Have analyzed the logs, the operation registry size (operations.pending.invocations.count) is much higher in the latest builds, before the first failed build it was around 35 at maximum, in the latest builds it's about 150 at the OOME moment, either we are not removing the invocations from the registry at some conditions or we are able to produce/enqueue higher number of invocations now and unable to process them in time.

I suspect that is for the first reason since the operation execution queue size (executor.q.operations.size) is not growing. It feels like this commit plays some role, but I'm not 100% sure yet.
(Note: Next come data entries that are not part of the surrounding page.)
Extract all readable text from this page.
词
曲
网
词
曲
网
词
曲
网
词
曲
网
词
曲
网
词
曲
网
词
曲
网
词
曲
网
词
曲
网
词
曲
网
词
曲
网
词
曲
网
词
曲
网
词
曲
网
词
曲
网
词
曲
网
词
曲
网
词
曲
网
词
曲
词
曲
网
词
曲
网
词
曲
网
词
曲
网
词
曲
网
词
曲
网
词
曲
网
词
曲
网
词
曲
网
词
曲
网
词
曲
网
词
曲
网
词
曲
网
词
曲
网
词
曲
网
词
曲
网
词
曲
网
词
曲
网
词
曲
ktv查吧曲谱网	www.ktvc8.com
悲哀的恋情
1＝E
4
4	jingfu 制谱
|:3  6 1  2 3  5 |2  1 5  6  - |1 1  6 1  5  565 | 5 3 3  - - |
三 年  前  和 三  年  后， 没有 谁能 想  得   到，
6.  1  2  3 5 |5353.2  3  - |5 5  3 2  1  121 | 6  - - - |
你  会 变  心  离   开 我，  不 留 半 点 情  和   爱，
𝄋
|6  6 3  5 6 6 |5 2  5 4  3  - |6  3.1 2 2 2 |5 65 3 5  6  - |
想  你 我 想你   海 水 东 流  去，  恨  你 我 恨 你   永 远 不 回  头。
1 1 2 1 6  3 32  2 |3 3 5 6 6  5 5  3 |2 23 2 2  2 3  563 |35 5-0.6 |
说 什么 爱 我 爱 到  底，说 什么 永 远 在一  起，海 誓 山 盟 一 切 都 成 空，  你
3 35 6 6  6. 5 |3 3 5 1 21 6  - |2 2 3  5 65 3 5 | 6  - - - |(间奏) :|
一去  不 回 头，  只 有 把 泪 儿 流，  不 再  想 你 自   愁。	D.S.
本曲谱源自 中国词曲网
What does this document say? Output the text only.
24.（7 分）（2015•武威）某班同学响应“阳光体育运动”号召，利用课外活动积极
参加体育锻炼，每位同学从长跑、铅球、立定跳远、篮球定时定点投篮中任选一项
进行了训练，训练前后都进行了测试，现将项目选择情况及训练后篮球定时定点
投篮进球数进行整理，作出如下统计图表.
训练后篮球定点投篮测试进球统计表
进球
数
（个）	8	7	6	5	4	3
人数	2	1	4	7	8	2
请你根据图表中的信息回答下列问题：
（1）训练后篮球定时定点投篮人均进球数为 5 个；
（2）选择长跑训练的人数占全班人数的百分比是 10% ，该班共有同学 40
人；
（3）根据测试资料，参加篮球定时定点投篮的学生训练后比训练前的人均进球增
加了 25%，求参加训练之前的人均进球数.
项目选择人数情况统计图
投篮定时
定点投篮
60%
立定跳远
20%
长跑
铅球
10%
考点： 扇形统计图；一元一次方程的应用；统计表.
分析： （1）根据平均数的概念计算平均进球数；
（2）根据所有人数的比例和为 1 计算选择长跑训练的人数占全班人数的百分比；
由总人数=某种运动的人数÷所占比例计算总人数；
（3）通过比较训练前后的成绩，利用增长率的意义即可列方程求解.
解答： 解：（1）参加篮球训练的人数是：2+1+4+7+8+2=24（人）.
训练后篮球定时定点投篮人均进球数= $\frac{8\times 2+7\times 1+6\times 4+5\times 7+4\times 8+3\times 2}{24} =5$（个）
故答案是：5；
Will dig more...

I found the reason why the invocation registry size is growing, when a client connects to the cluster it invokes CreateProxiesMessageTask, this task in turn sends PostJoinProxyOperation to every cluster member, the operation is marked as returnsResponse = false and there are no Operation.sendResponse calls for it, so the operation never ends.

The issue was not affecting the members before the introduction of CreateProxiesMessageTask because the operation was only executed as a part of OnJoinOp, which just executes the post join operations sequentially by directly calling the run method on them.

I will create a PR in a few minutes.